Publié : 30 décembre 2010
Format PDF Enregistrer au format PDF

Le chant du dindon, par la compagnie Rasposo

Le mardi 14 décembre 2010, les élèves de seconde D1 ont eu l’opportunité d’assister à un spectacle original, chaleureux et rythmé : « Le chant du dindon » par la compagnie Rasposo. La programmation du Cirque théâtre d’Elbeuf offre en effet un riche et large aperçu des possibilités des arts du cirque.

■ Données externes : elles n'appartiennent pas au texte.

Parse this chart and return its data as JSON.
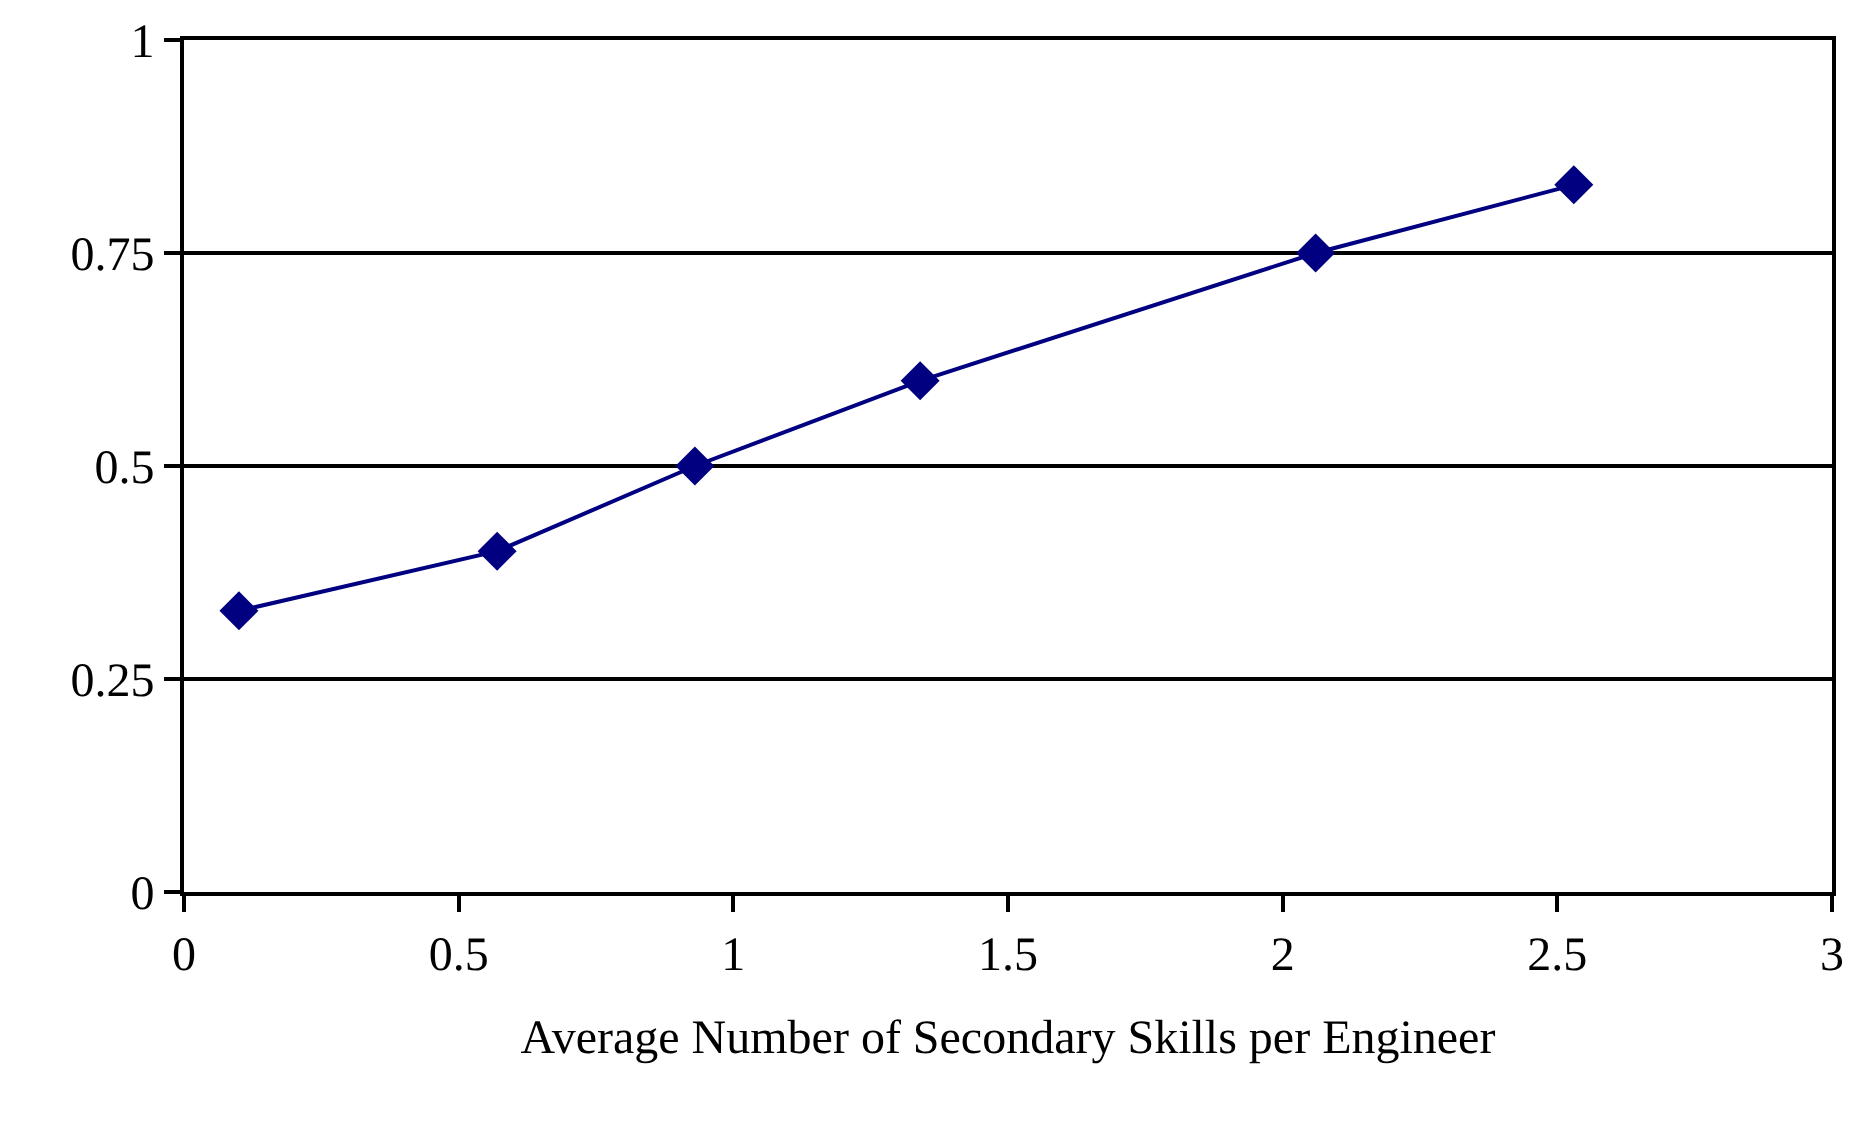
{
  "chart_data": {
    "type": "line",
    "xlabel": "Average Number of Secondary Skills per Engineer",
    "x": [
      0.1,
      0.57,
      0.93,
      1.34,
      2.06,
      2.53
    ],
    "values": [
      0.33,
      0.4,
      0.5,
      0.6,
      0.75,
      0.83
    ],
    "color": "#000080",
    "marker": "diamond",
    "line_style": "solid",
    "xlim": [
      0,
      3
    ],
    "xticks": [
      0,
      0.5,
      1,
      1.5,
      2,
      2.5,
      3
    ],
    "ylim": [
      0,
      1
    ],
    "yticks": [
      0,
      0.25,
      0.5,
      0.75,
      1
    ],
    "grid": "y",
    "legend": false
  }
}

Le spectateur pénètre sous le chapiteau à pas feutrés : le repas n’est pas fini et toute la famille semble s’attarder et prolonger la réunion. Le patriarche trône au bout de la table ; certains sont au bar, d’autres débarrassent, d’autres encore font des pyramides de biscottes… Tout à coup, tout s’emballe au son des rythmes tsiganes. Les paisibles dineurs se métamorphosent en acrobates : ils rebondissent, tournent sur eux-mêmes, se lancent mutuellement en l’air. Au sol, au mât chinois, sur une balançoire géante ou dans l’espace réduit d’un praticable changé en chambre, chaque acteur manifeste ses talents de voltigeur ou de contorsionniste. Ces numéros spectaculaires alternent avec des saynètes comiques.

Un monsieur loyal clownesque, au costume trop court, commet d’innombrables bévues : il se sert de la contrebasse comme d’un aspirateur, déséquilibre la table du chef de la tribu ; obsédé par les cordes et les nœuds, il fait tomber le monumental lustre qui éclaire la scène. On assiste également à une grande parade, parodie de la finale circassienne traditionnelle : porté en triomphe, un dindon, des chiens aussi féroces que des lions et un cheval bien humain se croisent sur la piste… Pendant deux heures, un groupe de brillants musiciens accompagne les acteurs au son du violon, de l’accordéon, de la contrebasse, des guitares et des percussions.

Les spectateurs sortent du chapiteau le cœur réchauffé par cette représentation réjouissante où l’on partage le quotidien et l’intimité d’un clan tsigane.